TALLAHASSEE, Fla (Reuters) - Florida lawmakers passed a sweeping Medicaid reform package that places most recipients into managed care in a closely watched debate over how to curb costs and provide health benefits to the poor.
Following hours of debate and back-room negotiations over the past several weeks, the Republican-dominated Legislature late on Friday sent a package to Governor Rick Scott that backers say will save the state $1.1 billion next year.
Savings would be realized by shifting Medicaid from a traditional fee for service program to one that caps payments to providers and more closely mirrors private sector health insurance plans.
The bill would split the state into 11 regions and allow managed care companies to compete for business within those geographic boundaries.
Backers say the shift will reduce costs of health care for some 2.9 million recipients in the state’s $22 billion federal program, without compromising care.

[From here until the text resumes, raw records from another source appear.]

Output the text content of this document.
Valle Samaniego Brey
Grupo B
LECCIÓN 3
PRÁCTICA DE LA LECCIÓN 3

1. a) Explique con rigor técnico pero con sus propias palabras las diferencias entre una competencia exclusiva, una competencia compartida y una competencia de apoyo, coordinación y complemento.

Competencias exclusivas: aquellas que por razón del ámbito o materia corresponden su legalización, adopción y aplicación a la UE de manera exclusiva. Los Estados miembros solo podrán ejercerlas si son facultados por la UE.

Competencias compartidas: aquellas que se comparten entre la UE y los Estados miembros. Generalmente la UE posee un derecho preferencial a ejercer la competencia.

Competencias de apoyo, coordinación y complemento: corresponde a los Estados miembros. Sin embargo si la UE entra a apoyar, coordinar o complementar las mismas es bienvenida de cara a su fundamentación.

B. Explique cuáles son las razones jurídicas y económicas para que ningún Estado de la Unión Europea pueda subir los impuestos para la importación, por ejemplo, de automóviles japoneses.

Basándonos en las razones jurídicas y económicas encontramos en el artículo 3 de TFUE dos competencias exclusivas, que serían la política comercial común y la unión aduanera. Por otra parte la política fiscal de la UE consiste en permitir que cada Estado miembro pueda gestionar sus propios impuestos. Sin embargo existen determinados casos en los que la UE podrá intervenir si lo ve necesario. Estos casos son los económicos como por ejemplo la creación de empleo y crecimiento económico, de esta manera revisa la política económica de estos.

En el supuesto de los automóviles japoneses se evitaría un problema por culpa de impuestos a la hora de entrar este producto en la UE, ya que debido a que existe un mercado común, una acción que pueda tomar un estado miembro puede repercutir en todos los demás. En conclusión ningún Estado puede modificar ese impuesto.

“This bill does what it should do. It treats our friends and neighbors who receive Medicaid with integrity, respect and we let them control their destiny,” said Republican Sen. Joe Negron, a sponsor of the bill.
Like other states, Florida’s Medicaid tab continues to gobble up a greater percentage of state spending and now accounts for nearly a third of the state’s $69.7 billion budget.
While the federal government pays about 60 percent of benefits, the state’s tab has also risen and backers fear the state’s share of payment could go up if the federal match returns to historic levels.
The state has operated a pilot project in five counties with mixed results.
A review of the pilot program in 2009 found that it did not have a significant impact on the quality or access to care. Reviewers determined that changing the delivery system of Medicaid benefits was a policy decision that would significantly alter the level of care.
Critics say the reform measure was much improved during the legislative process but will still make it more expensive for low-income Medicaid recipients who will also face higher out of pocket expenses for emergency room care.
The reforms also will require some disabled recipients to navigate the managed care system.
“As we move forward with this statewide legislation, I hope the proponents will recognize these flaws and concerns,” said Rep. Mia Jones, a Democratic opponent of the bill.